I would like to have dinner with Albert Einstein, the science giant who revolutionized our thinking about space and time. I would ask him about what leads to creativity and how scientists could develop and improve creativity in scientific research. Albert Einstein once said "Imagination is more important than knowledge. For knowledge is limited, whereas imagination embraces the entire world, stimulating progress, giving birth to evolution". However, current educational systems and research organizations are far from satisfactory in cultivating and facilitating creativity. Can you imagine how much more we could achieve if we all became more creative?
I would also like to have dinner with University of Texas at Austin professor John Goodenough, at 97-years of age, the oldest ever Nobel laureate awarded in chemistry in 2019. I would ask him how he managed to work for a PhD in physics after getting a BS degree in mathematics.

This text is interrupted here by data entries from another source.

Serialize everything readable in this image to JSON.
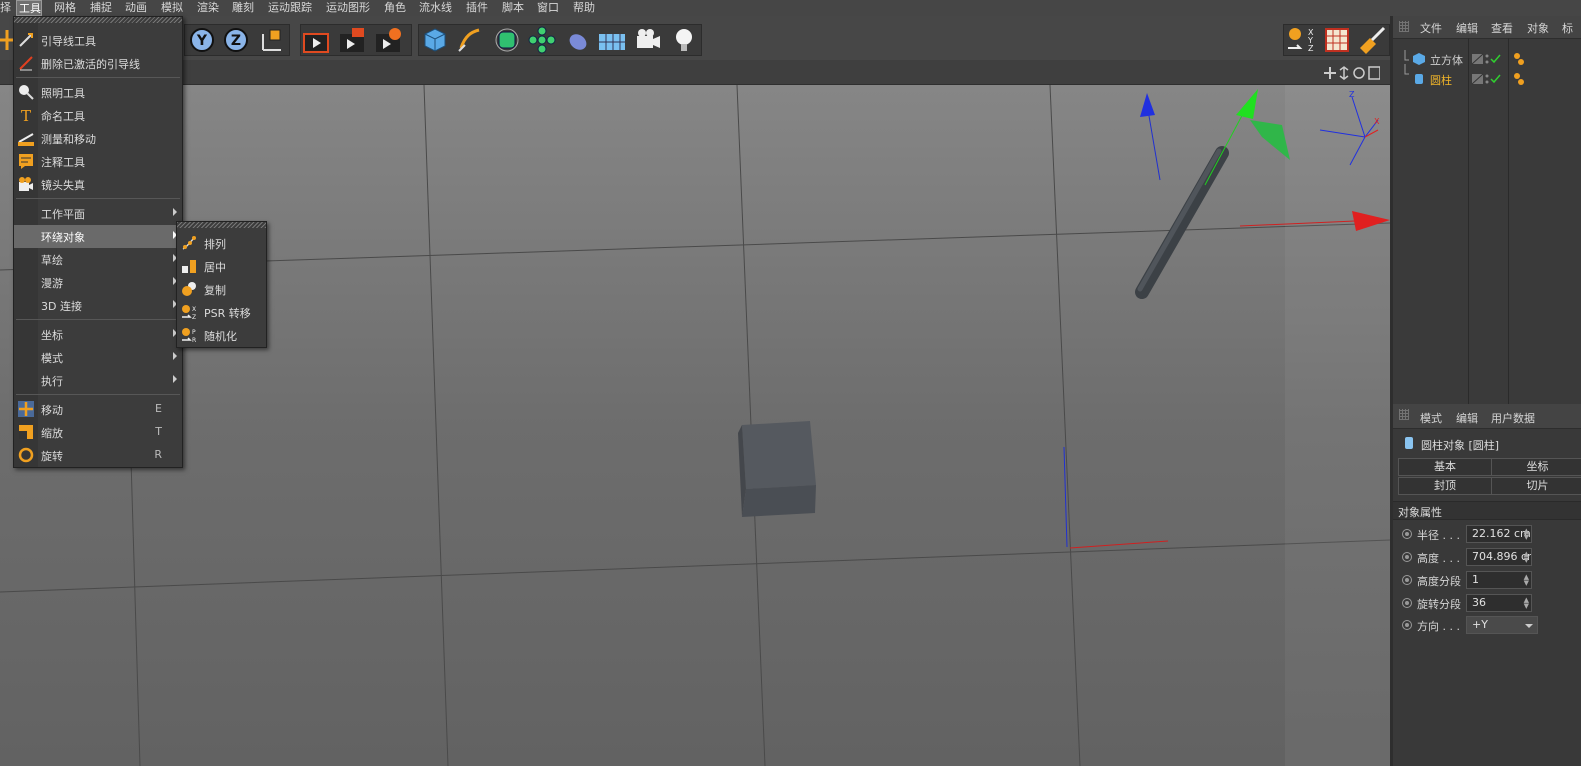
{
  "menubar": {
    "items": [
      "择",
      "工具",
      "网格",
      "捕捉",
      "动画",
      "模拟",
      "渲染",
      "雕刻",
      "运动跟踪",
      "运动图形",
      "角色",
      "流水线",
      "插件",
      "脚本",
      "窗口",
      "帮助"
    ],
    "active_index": 1
  },
  "toolbar": {
    "axis_y": "Y",
    "axis_z": "Z"
  },
  "tools_menu": {
    "items": [
      {
        "label": "引导线工具",
        "icon": "guide-tool-icon"
      },
      {
        "label": "删除已激活的引导线",
        "icon": "delete-guide-icon"
      },
      {
        "label": "照明工具",
        "icon": "lighting-tool-icon"
      },
      {
        "label": "命名工具",
        "icon": "naming-tool-icon"
      },
      {
        "label": "测量和移动",
        "icon": "measure-move-icon"
      },
      {
        "label": "注释工具",
        "icon": "annotation-tool-icon"
      },
      {
        "label": "镜头失真",
        "icon": "lens-distortion-icon"
      },
      {
        "label": "工作平面"
      },
      {
        "label": "环绕对象"
      },
      {
        "label": "草绘"
      },
      {
        "label": "漫游"
      },
      {
        "label": "3D 连接"
      },
      {
        "label": "坐标"
      },
      {
        "label": "模式"
      },
      {
        "label": "执行"
      },
      {
        "label": "移动",
        "shortcut": "E",
        "icon": "move-icon"
      },
      {
        "label": "缩放",
        "shortcut": "T",
        "icon": "scale-icon"
      },
      {
        "label": "旋转",
        "shortcut": "R",
        "icon": "rotate-icon"
      }
    ]
  },
  "arrange_menu": {
    "items": [
      {
        "label": "排列",
        "icon": "arrange-icon"
      },
      {
        "label": "居中",
        "icon": "center-icon"
      },
      {
        "label": "复制",
        "icon": "duplicate-icon"
      },
      {
        "label": "PSR 转移",
        "icon": "psr-transfer-icon"
      },
      {
        "label": "随机化",
        "icon": "randomize-icon"
      }
    ]
  },
  "object_manager": {
    "tabs": [
      "文件",
      "编辑",
      "查看",
      "对象",
      "标"
    ],
    "objects": [
      {
        "name": "立方体",
        "color": "#d8d8d8"
      },
      {
        "name": "圆柱",
        "color": "#f0b429"
      }
    ]
  },
  "attribute_manager": {
    "tabs": [
      "模式",
      "编辑",
      "用户数据"
    ],
    "object_title": "圆柱对象 [圆柱]",
    "buttons": [
      "基本",
      "坐标",
      "封顶",
      "切片"
    ],
    "section_title": "对象属性",
    "properties": [
      {
        "label": "半径 . . .",
        "value": "22.162 cm"
      },
      {
        "label": "高度 . . .",
        "value": "704.896 cm"
      },
      {
        "label": "高度分段",
        "value": "1"
      },
      {
        "label": "旋转分段",
        "value": "36"
      },
      {
        "label": "方向 . . .",
        "value": "+Y"
      }
    ]
  },
  "colors": {
    "accent_orange": "#f0a020",
    "axis_x": "#e02020",
    "axis_y": "#20d020",
    "axis_z": "#2020e0"
  }
}
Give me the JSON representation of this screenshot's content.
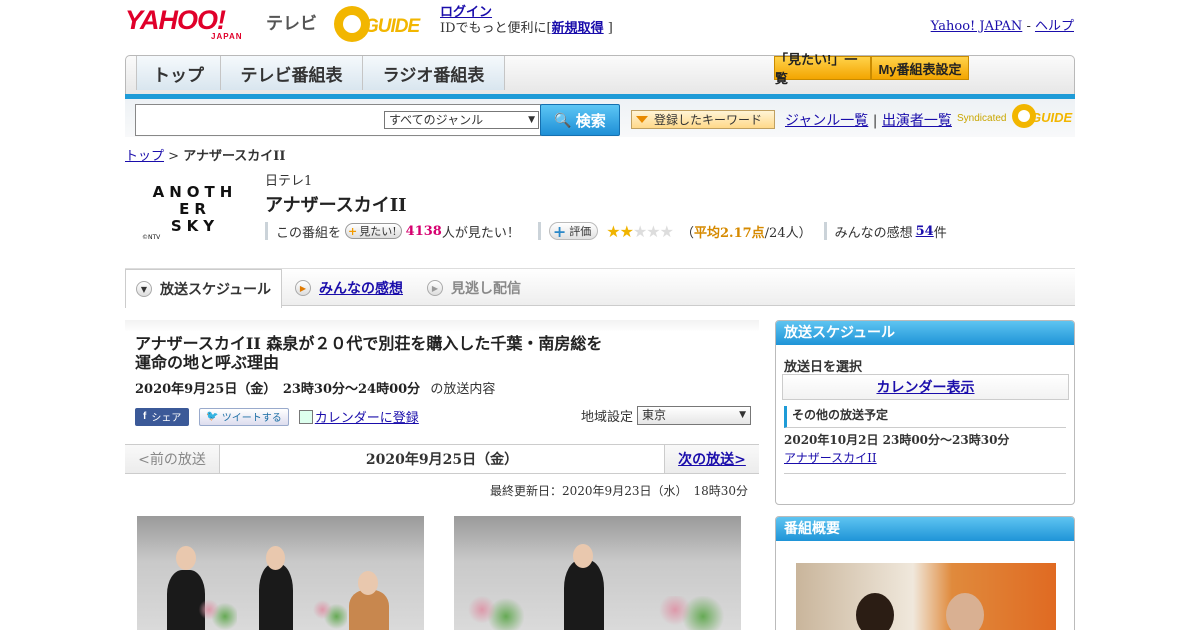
{
  "header": {
    "logo_text": "YAHOO!",
    "logo_sub": "JAPAN",
    "service": "テレビ",
    "gguide": "GUIDE",
    "login": "ログイン",
    "id_text": "IDでもっと便利に[",
    "signup": "新規取得",
    "id_close": "]",
    "yahoo_japan": "Yahoo! JAPAN",
    "dash": "-",
    "help": "ヘルプ"
  },
  "nav": {
    "tabs": [
      "トップ",
      "テレビ番組表",
      "ラジオ番組表"
    ],
    "mitai_list": "「見たい!」一覧",
    "my_schedule": "My番組表設定"
  },
  "search": {
    "genre": "すべてのジャンル",
    "button": "検索",
    "keywords": "登録したキーワード",
    "genre_list": "ジャンル一覧",
    "pipe": "|",
    "performers": "出演者一覧",
    "syndicated": "Syndicated"
  },
  "breadcrumb": {
    "home": "トップ",
    "sep": ">",
    "current": "アナザースカイII"
  },
  "program": {
    "logo_lines": [
      "ANOTH",
      "ER",
      "SKY"
    ],
    "logo_copy": "©NTV",
    "channel": "日テレ1",
    "title": "アナザースカイII",
    "prefix": "この番組を",
    "mitai_btn": "見たい!",
    "mitai_count": "4138",
    "mitai_suffix": "人が見たい！",
    "rate_btn": "評価",
    "rating": 2,
    "rating_max": 5,
    "avg_open": "（",
    "avg_label": "平均2.17点",
    "avg_rest": "/24人）",
    "impressions_label": "みんなの感想",
    "impressions_count": "54",
    "impressions_unit": "件"
  },
  "tabs2": [
    "放送スケジュール",
    "みんなの感想",
    "見逃し配信"
  ],
  "episode": {
    "title": "アナザースカイII 森泉が２０代で別荘を購入した千葉・南房総を運命の地と呼ぶ理由",
    "date": "2020年9月25日（金）　23時30分～24時00分",
    "date_suffix": "の放送内容",
    "fb": "シェア",
    "tweet": "ツイートする",
    "calendar": "カレンダーに登録",
    "region_label": "地域設定",
    "region": "東京"
  },
  "pager": {
    "prev": "<前の放送",
    "current": "2020年9月25日（金）",
    "next": "次の放送>",
    "updated": "最終更新日：2020年9月23日（水）　18時30分"
  },
  "sidebar": {
    "schedule_title": "放送スケジュール",
    "select_date": "放送日を選択",
    "calendar_btn": "カレンダー表示",
    "other_title": "その他の放送予定",
    "other_date": "2020年10月2日  23時00分～23時30分",
    "other_link": "アナザースカイII",
    "overview_title": "番組概要"
  },
  "colors": {
    "accent": "#1e9bd7",
    "brand": "#e0002a",
    "gguide": "#f2b600",
    "star": "#f0b400"
  }
}
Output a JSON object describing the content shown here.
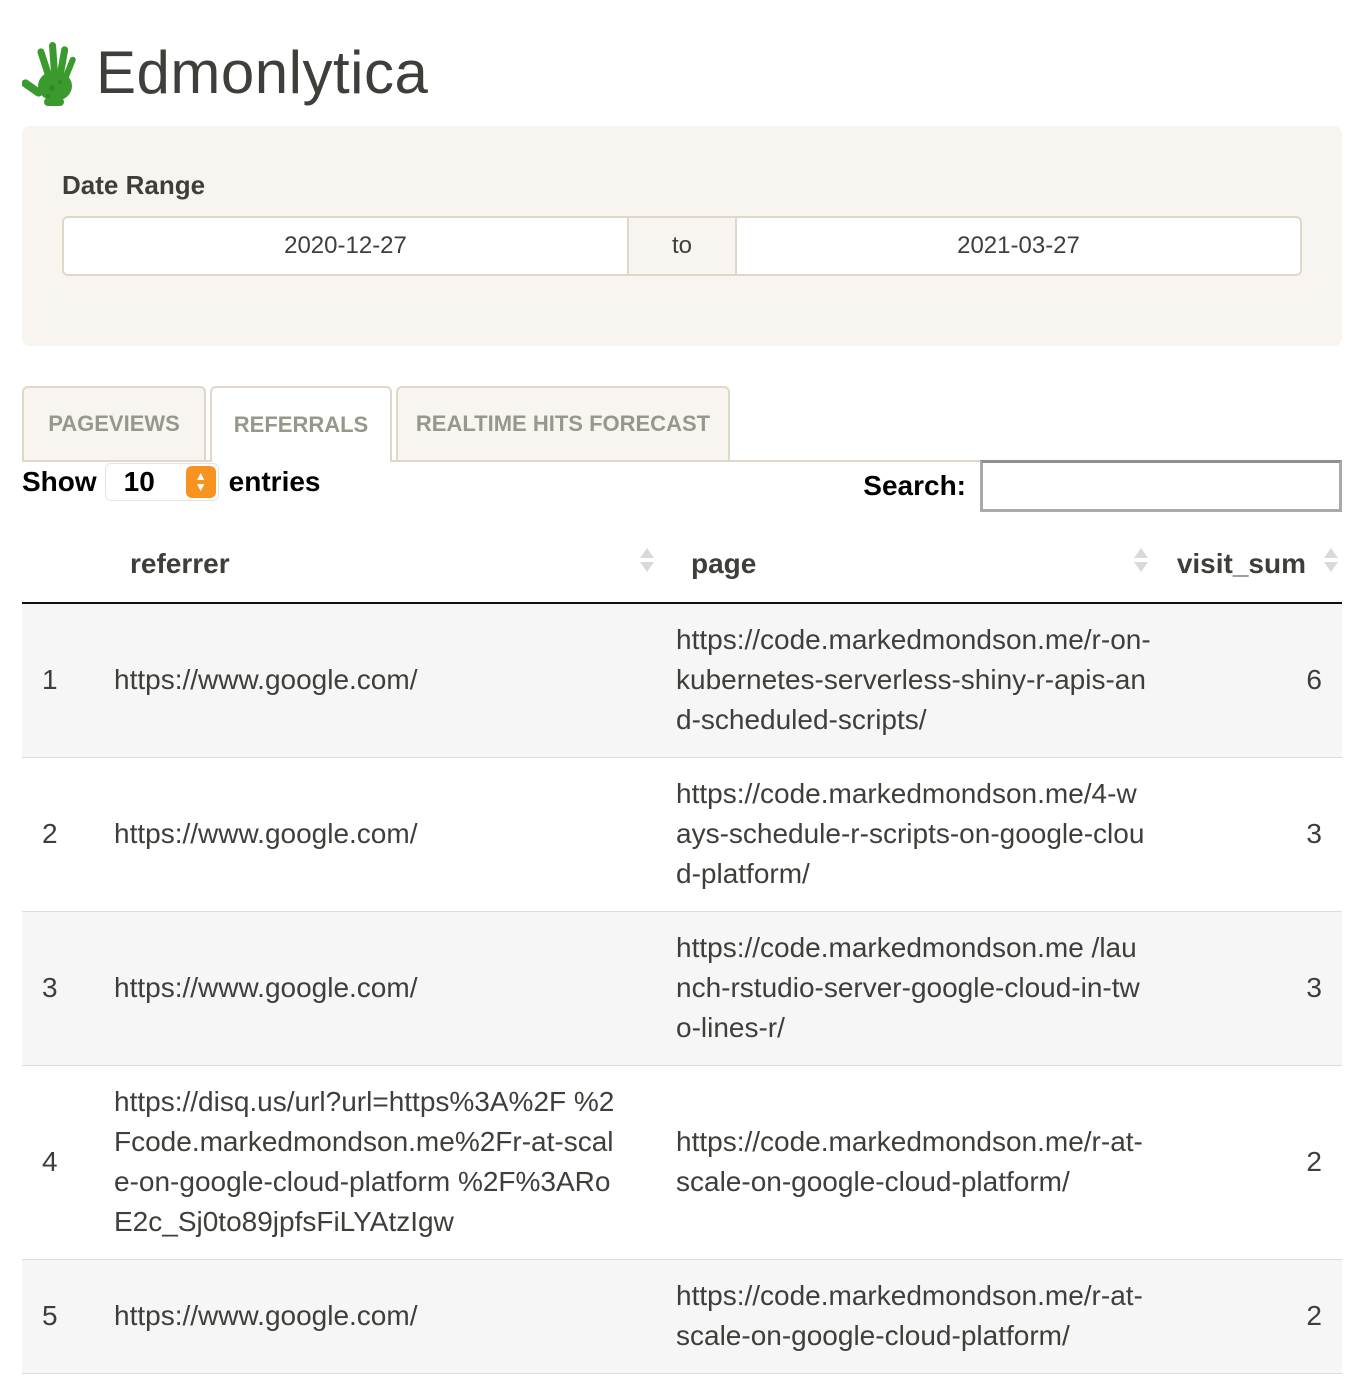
{
  "app": {
    "title": "Edmonlytica",
    "logo_icon": "green-handprint-icon"
  },
  "filters": {
    "date_range": {
      "label": "Date Range",
      "start": "2020-12-27",
      "separator": "to",
      "end": "2021-03-27"
    }
  },
  "tabs": [
    {
      "label": "PAGEVIEWS",
      "active": false
    },
    {
      "label": "REFERRALS",
      "active": true
    },
    {
      "label": "REALTIME HITS FORECAST",
      "active": false
    }
  ],
  "table_controls": {
    "show_label": "Show",
    "page_length": "10",
    "entries_label": "entries",
    "search_label": "Search:",
    "search_value": ""
  },
  "table": {
    "columns": [
      "",
      "referrer",
      "page",
      "visit_sum"
    ],
    "rows": [
      {
        "index": "1",
        "referrer": "https://www.google.com/",
        "page": "https://code.markedmondson.me/r-on-kubernetes-serverless-shiny-r-apis-and-scheduled-scripts/",
        "visit_sum": "6"
      },
      {
        "index": "2",
        "referrer": "https://www.google.com/",
        "page": "https://code.markedmondson.me/4-ways-schedule-r-scripts-on-google-cloud-platform/",
        "visit_sum": "3"
      },
      {
        "index": "3",
        "referrer": "https://www.google.com/",
        "page": "https://code.markedmondson.me /launch-rstudio-server-google-cloud-in-two-lines-r/",
        "visit_sum": "3"
      },
      {
        "index": "4",
        "referrer": "https://disq.us/url?url=https%3A%2F %2Fcode.markedmondson.me%2Fr-at-scale-on-google-cloud-platform %2F%3ARoE2c_Sj0to89jpfsFiLYAtzIgw",
        "page": "https://code.markedmondson.me/r-at-scale-on-google-cloud-platform/",
        "visit_sum": "2"
      },
      {
        "index": "5",
        "referrer": "https://www.google.com/",
        "page": "https://code.markedmondson.me/r-at-scale-on-google-cloud-platform/",
        "visit_sum": "2"
      }
    ]
  }
}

Then, how did he manage to get a professorship at University of Oxford to lead an inorganic chemistry lab without a degree in chemistry? How did he convince UT Austin to offer him a position in the Department of Mechanical Engineering at the age of 64, when many professors would be considering retiring? I admire UT Austin’s open-arms gesture and flexibility in providing him with the necessary resources to continue his research on lithium-ion batteries. How did he maintain a productive and healthy life? I see an excellent amalgamation of two ingredients of Professor Goodenough’s success: interdisciplinary research (sound mind) and perseverance (healthy body). How great it would be if more scientists in their senior years can continue to make contributions to the society without burdening the social security and health systems.
Editor's Note: The opinions expressed herein are those of the researcher alone. EPA does not endorse the opinions or positions expressed.